I still grieved for my daughter, but still never talked about her. Today,
I still wonder what she would be like at 32. What would her children be
like? Would her hair still be red? Would she be built like me, slightly
plump? Have the same interests? Write poetry? I know that I love her still.
When I meet her in heaven, will she still be a baby? Will I recognize
her? Somehow I know that my heart will know her.
In the last eight years, my second husband has taken me to her grave
many, many times. Has listened to me talk about her. Has read my poems
about her. He has let me grieve for her. He is not her father but he loves
me enough to let me grieve for the child that I never knew.
Through the years, there have been so many times that I have been able
to help someone because of my experiences. My childhood traumas, my unhappy
marriage, my stillborn child, so many times I have been able to give hope.

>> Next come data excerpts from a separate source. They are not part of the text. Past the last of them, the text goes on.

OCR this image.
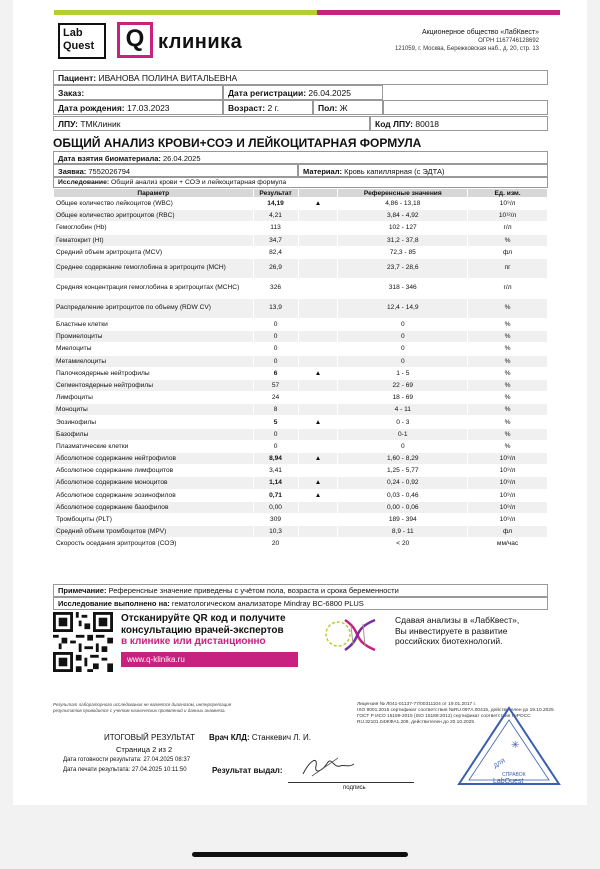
Lab
Quest	Q клиника	Акционерное общество «ЛабКвест»
ОГРН 1167746128692
121059, г. Москва, Бережковская наб., д. 20, стр. 13
Пациент: ИВАНОВА ПОЛИНА ВИТАЛЬЕВНА
Заказ:	Дата регистрации: 26.04.2025
Дата рождения: 17.03.2023	Возраст: 2 г.	Пол: Ж
ЛПУ: ТМКлиник	Код ЛПУ: 80018
ОБЩИЙ АНАЛИЗ КРОВИ+СОЭ И ЛЕЙКОЦИТАРНАЯ ФОРМУЛА
Дата взятия биоматериала: 26.04.2025
Заявка: 7552026794	Материал: Кровь капиллярная (с ЭДТА)
Исследование: Общий анализ крови + СОЭ и лейкоцитарная формула
Параметр	Результат		Референсные значения	Ед. изм.
Общее количество лейкоцитов (WBC)	14,19	▲	4,86 - 13,18	10⁹/л
Общее количество эритроцитов (RBC)	4,21		3,84 - 4,92	10¹²/л
Гемоглобин (Hb)	113		102 - 127	г/л
Гематокрит (Ht)	34,7		31,2 - 37,8	%
Средний объем эритроцита (MCV)	82,4		72,3 - 85	фл
Среднее содержание гемоглобина в эритроците (MCH)	26,9		23,7 - 28,6	пг
Средняя концентрация гемоглобина в эритроцитах (MCHC)	326		318 - 346	г/л
Распределение эритроцитов по объему (RDW CV)	13,9		12,4 - 14,9	%
Бластные клетки	0		0	%
Промиелоциты	0		0	%
Миелоциты	0		0	%
Метамиелоциты	0		0	%
Палочкоядерные нейтрофилы	6	▲	1 - 5	%
Сегментоядерные нейтрофилы	57		22 - 69	%
Лимфоциты	24		18 - 69	%
Моноциты	8		4 - 11	%
Эозинофилы	5	▲	0 - 3	%
Базофилы	0		0-1	%
Плазматические клетки	0		0	%
Абсолютное содержание нейтрофилов	8,94	▲	1,60 - 8,29	10⁹/л
Абсолютное содержание лимфоцитов	3,41		1,25 - 5,77	10⁹/л
Абсолютное содержание моноцитов	1,14	▲	0,24 - 0,92	10⁹/л
Абсолютное содержание эозинофилов	0,71	▲	0,03 - 0,46	10⁹/л
Абсолютное содержание базофилов	0,00		0,00 - 0,06	10⁹/л
Тромбоциты (PLT)	309		189 - 394	10⁹/л
Средний объем тромбоцитов (MPV)	10,3		8,9 - 11	фл
Скорость оседания эритроцитов (СОЭ)	20		< 20	мм/час
Примечание: Референсные значение приведены с учётом пола, возраста и срока беременности
Исследование выполнено на: гематологическом анализаторе Mindray BC-6800 PLUS
Отсканируйте QR код и получите
консультацию врачей-экспертов
в клинике или дистанционно
www.q-klinika.ru
Сдавая анализы в «ЛабКвест»,
Вы инвестируете в развитие
российских биотехнологий.
Результат лабораторного исследования не является диагнозом, интерпретация
результатов проводится с учетом клинических проявлений и данных анамнеза.
Лицензия № Л041-01137-77/00311104 от 19.01.2017 г.
ISO 9001:2015 сертификат соответствия №RU.097A.00415, действителен до 19.10.2025
ГОСТ Р ИСО 15189-2015 (ISO 15189:2012) сертификат соответствия №РОСС
RU.32101.04ЖФА1.209, действителен до 20.10.2025
ИТОГОВЫЙ РЕЗУЛЬТАТ Врач КЛД: Станкевич Л. И.
Страница 2 из 2
Дата готовности результата: 27.04.2025 08:37
Дата печати результата: 27.04.2025 10:11:50	Результат выдал:
подпись
ДЛЯ
СПРАВОК
LabQuest
✳
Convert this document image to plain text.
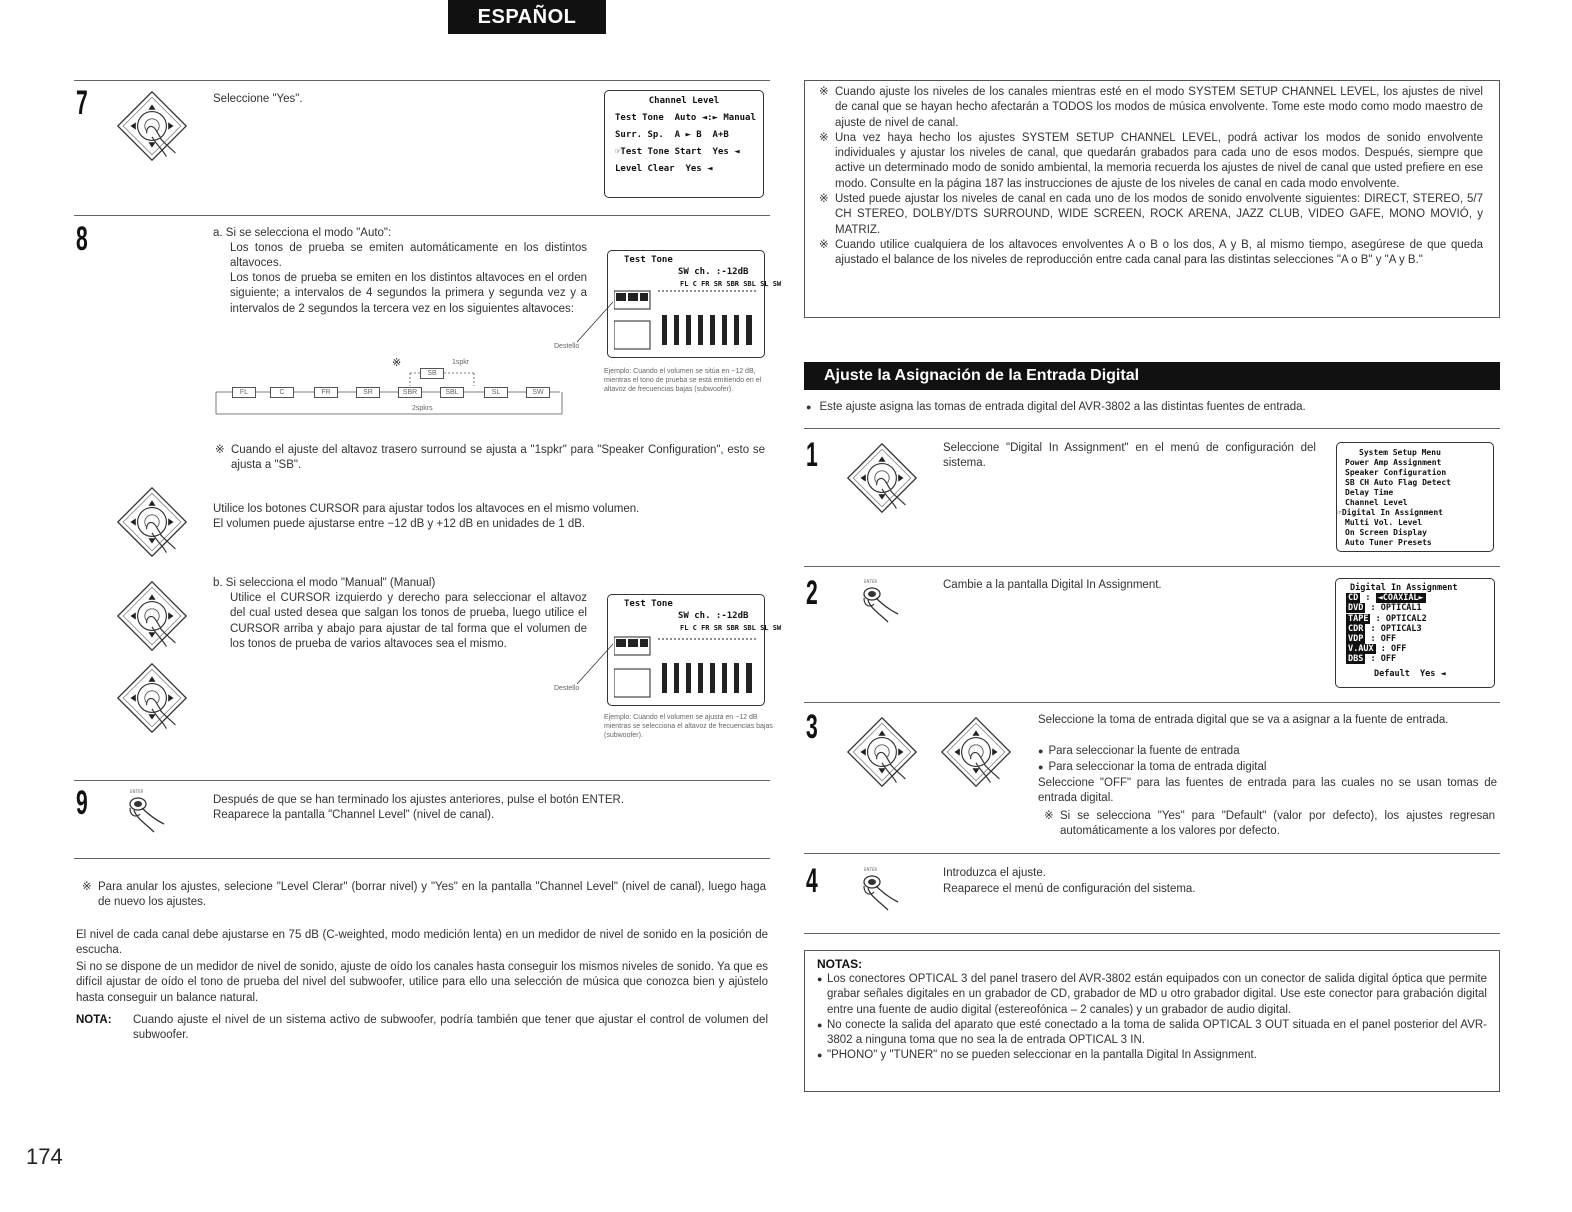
ESPAÑOL
7	Seleccione "Yes".	Channel Level
Test Tone  Auto ◄:► Manual
Surr. Sp.  A ► B  A+B
☞Test Tone Start  Yes ◄
Level Clear  Yes ◄
8	a. Si se selecciona el modo "Auto":
Los tonos de prueba se emiten automáticamente en los distintos altavoces.
Los tonos de prueba se emiten en los distintos altavoces en el orden siguiente; a intervalos de 4 segundos la primera y segunda vez y a intervalos de 2 segundos la tercera vez en los siguientes altavoces:
Test Tone
SW ch. :-12dB
FL C FR SR SBR SBL SL SW
Destello
Ejemplo: Cuando el volumen se sitúa en −12 dB, mientras el tono de prueba se está emitiendo en el altavoz de frecuencias bajas (subwoofer).
※	1spkr
SB
FL	C	FR	SR	SBR	SBL	SL	SW
2spkrs
※ Cuando el ajuste del altavoz trasero surround se ajusta a "1spkr" para "Speaker Configuration", esto se ajusta a "SB".
Utilice los botones CURSOR para ajustar todos los altavoces en el mismo volumen.
El volumen puede ajustarse entre −12 dB y +12 dB en unidades de 1 dB.
b. Si selecciona el modo "Manual" (Manual)
Utilice el CURSOR izquierdo y derecho para seleccionar el altavoz del cual usted desea que salgan los tonos de prueba, luego utilice el CURSOR arriba y abajo para ajustar de tal forma que el volumen de los tonos de prueba de varios altavoces sea el mismo.
Test Tone
SW ch. :-12dB
FL C FR SR SBR SBL SL SW
Destello
Ejemplo: Cuando el volumen se ajusta en −12 dB mientras se selecciona el altavoz de frecuencias bajas (subwoofer).
9	Después de que se han terminado los ajustes anteriores, pulse el botón ENTER.
Reaparece la pantalla "Channel Level" (nivel de canal).
※ Para anular los ajustes, selecione "Level Clerar" (borrar nivel) y "Yes" en la pantalla "Channel Level" (nivel de canal), luego haga de nuevo los ajustes.
El nivel de cada canal debe ajustarse en 75 dB (C-weighted, modo medición lenta) en un medidor de nivel de sonido en la posición de escucha.
Si no se dispone de un medidor de nivel de sonido, ajuste de oído los canales hasta conseguir los mismos niveles de sonido. Ya que es difícil ajustar de oído el tono de prueba del nivel del subwoofer, utilice para ello una selección de música que conozca bien y ajústelo hasta conseguir un balance natural.
NOTA: Cuando ajuste el nivel de un sistema activo de subwoofer, podría también que tener que ajustar el control de volumen del subwoofer.
174
※ Cuando ajuste los niveles de los canales mientras esté en el modo SYSTEM SETUP CHANNEL LEVEL, los ajustes de nivel de canal que se hayan hecho afectarán a TODOS los modos de música envolvente. Tome este modo como modo maestro de ajuste de nivel de canal.
※ Una vez haya hecho los ajustes SYSTEM SETUP CHANNEL LEVEL, podrá activar los modos de sonido envolvente individuales y ajustar los niveles de canal, que quedarán grabados para cada uno de esos modos. Después, siempre que active un determinado modo de sonido ambiental, la memoria recuerda los ajustes de nivel de canal que usted prefiere en ese modo. Consulte en la página 187 las instrucciones de ajuste de los niveles de canal en cada modo envolvente.
※ Usted puede ajustar los niveles de canal en cada uno de los modos de sonido envolvente siguientes: DIRECT, STEREO, 5/7 CH STEREO, DOLBY/DTS SURROUND, WIDE SCREEN, ROCK ARENA, JAZZ CLUB, VIDEO GAFE, MONO MOVIÓ, y MATRIZ.
※ Cuando utilice cualquiera de los altavoces envolventes A o B o los dos, A y B, al mismo tiempo, asegúrese de que queda ajustado el balance de los niveles de reproducción entre cada canal para las distintas selecciones "A o B" y "A y B."
Ajuste la Asignación de la Entrada Digital
● Este ajuste asigna las tomas de entrada digital del AVR-3802 a las distintas fuentes de entrada.
1	Seleccione "Digital In Assignment" en el menú de configuración del sistema.
System Setup Menu
Power Amp Assignment
Speaker Configuration
SB CH Auto Flag Detect
Delay Time
Channel Level
☞Digital In Assignment
Multi Vol. Level
On Screen Display
Auto Tuner Presets
2	Cambie a la pantalla Digital In Assignment.	Digital In Assignment
CD : ◄COAXIAL►
DVD : OPTICAL1
TAPE : OPTICAL2
CDR : OPTICAL3
VDP : OFF
V.AUX : OFF
DBS : OFF
Default  Yes ◄
3	Seleccione la toma de entrada digital que se va a asignar a la fuente de entrada.
● Para seleccionar la fuente de entrada
● Para seleccionar la toma de entrada digital
Seleccione "OFF" para las fuentes de entrada para las cuales no se usan tomas de entrada digital.
※ Si se selecciona "Yes" para "Default" (valor por defecto), los ajustes regresan automáticamente a los valores por defecto.
4	Introduzca el ajuste.
Reaparece el menú de configuración del sistema.
NOTAS:
● Los conectores OPTICAL 3 del panel trasero del AVR-3802 están equipados con un conector de salida digital óptica que permite grabar señales digitales en un grabador de CD, grabador de MD u otro grabador digital. Use este conector para grabación digital entre una fuente de audio digital (estereofónica – 2 canales) y un grabador de audio digital.
● No conecte la salida del aparato que esté conectado a la toma de salida OPTICAL 3 OUT situada en el panel posterior del AVR-3802 a ninguna toma que no sea la de entrada OPTICAL 3 IN.
● "PHONO" y "TUNER" no se pueden seleccionar en la pantalla Digital In Assignment.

Hope is what it is about. Without hope, we are nothing, we have no will
to live. This is the purpose of this narrative, to give someone else hope.
Author Biography
I am 51 years old. I have 2 sons, 2 stepsons, and a stepdaughter. I have
5 grandsons and 2 granddaughters. I work customer service at a utility
company. I am happily married to my second husband for eight years. My
hobbies include reading, writing poetry, and shooting on two pool leagues.
My husband and I live in a 2 story Dutch Colonial 82 year old house that
we are slowly remodeling that I adore. I am just returning to writing
again after not writing for over 35 years.